In New York City alone, estimates of the numbers of units at risk ranges from 60,000 to 90,000. Additionally, a Deutsche Bank study of multifamily mortgage performance indicates that Tennessee, Georgia, Florida, Michigan, Nevada, Texas, Illinois, Ohio, Indiana, Connecticut, Oklahoma, New York, Kentucky, Missouri and Mississippi are currently the hardest hit states. Housing advocates have also identified overleveraged properties in California and Massachusetts.
Schumer's amendment, which is already included in the House-passed version of financial regulatory reform legislative package and is now being considered in the Senate, directs the Secretary of the Treasury, in consultation with the Secretary of HUD, and other government officials, to develop a program to stabilize multifamily apartment buildings at risk of default, disinvestment and foreclosure.
In December 2008, Schumer, a member of the Senate Committee on Banking, Housing and Urban Affairs, called on the Securities and Exchange Commission to investigate whether the loans were based on false or misleading financial assumptions before being sold to investors as securities.
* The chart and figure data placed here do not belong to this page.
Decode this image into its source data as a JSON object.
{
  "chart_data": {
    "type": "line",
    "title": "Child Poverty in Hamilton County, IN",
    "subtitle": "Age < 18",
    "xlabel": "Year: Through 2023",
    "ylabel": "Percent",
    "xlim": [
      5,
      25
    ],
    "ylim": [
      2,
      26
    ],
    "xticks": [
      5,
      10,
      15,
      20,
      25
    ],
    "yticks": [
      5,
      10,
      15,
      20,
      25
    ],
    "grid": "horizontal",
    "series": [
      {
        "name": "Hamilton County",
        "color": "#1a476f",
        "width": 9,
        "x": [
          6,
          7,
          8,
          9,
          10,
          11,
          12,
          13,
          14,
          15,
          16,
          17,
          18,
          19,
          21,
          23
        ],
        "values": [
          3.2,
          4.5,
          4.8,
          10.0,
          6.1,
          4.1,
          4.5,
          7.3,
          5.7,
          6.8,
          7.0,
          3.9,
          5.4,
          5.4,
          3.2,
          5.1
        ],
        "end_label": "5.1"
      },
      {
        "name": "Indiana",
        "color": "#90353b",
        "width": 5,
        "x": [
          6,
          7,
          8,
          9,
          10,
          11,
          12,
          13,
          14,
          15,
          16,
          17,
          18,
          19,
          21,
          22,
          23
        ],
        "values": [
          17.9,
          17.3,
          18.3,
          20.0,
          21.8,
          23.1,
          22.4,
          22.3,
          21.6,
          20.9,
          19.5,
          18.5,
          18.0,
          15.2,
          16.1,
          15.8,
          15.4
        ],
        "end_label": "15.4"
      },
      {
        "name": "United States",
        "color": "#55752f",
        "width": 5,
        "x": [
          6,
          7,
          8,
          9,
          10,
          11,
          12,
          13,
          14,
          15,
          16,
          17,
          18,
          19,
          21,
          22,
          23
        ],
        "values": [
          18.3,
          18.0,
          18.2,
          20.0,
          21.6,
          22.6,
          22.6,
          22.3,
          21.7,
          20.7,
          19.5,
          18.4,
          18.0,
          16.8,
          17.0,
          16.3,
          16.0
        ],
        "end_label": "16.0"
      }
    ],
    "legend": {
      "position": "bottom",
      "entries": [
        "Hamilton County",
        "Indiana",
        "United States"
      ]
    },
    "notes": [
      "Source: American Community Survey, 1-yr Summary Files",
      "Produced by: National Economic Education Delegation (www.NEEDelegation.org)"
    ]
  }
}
He also asked state and federal regulators to issue lending guidelines intended to ensure that certain apartment complexes remain affordable for low- and middle-income people. Last August, 2009 leadership at HUD and Treasury conducted a stakeholders meeting to highlight the issue of overleveraged multifamily properties at Schumer's request.
"The entire predatory equity enterprise is a house of cards built on foundation of fantasy and greed," said Schumer, who noted that, "The whole thing collapses when there is any depreciation -- or even leveling -- in the property's value, which is the reality we now face. It is a dangerous trend that is damaging both the quantity and quality of our stock of affordable housing, and we must take aggressive action to stomp it out."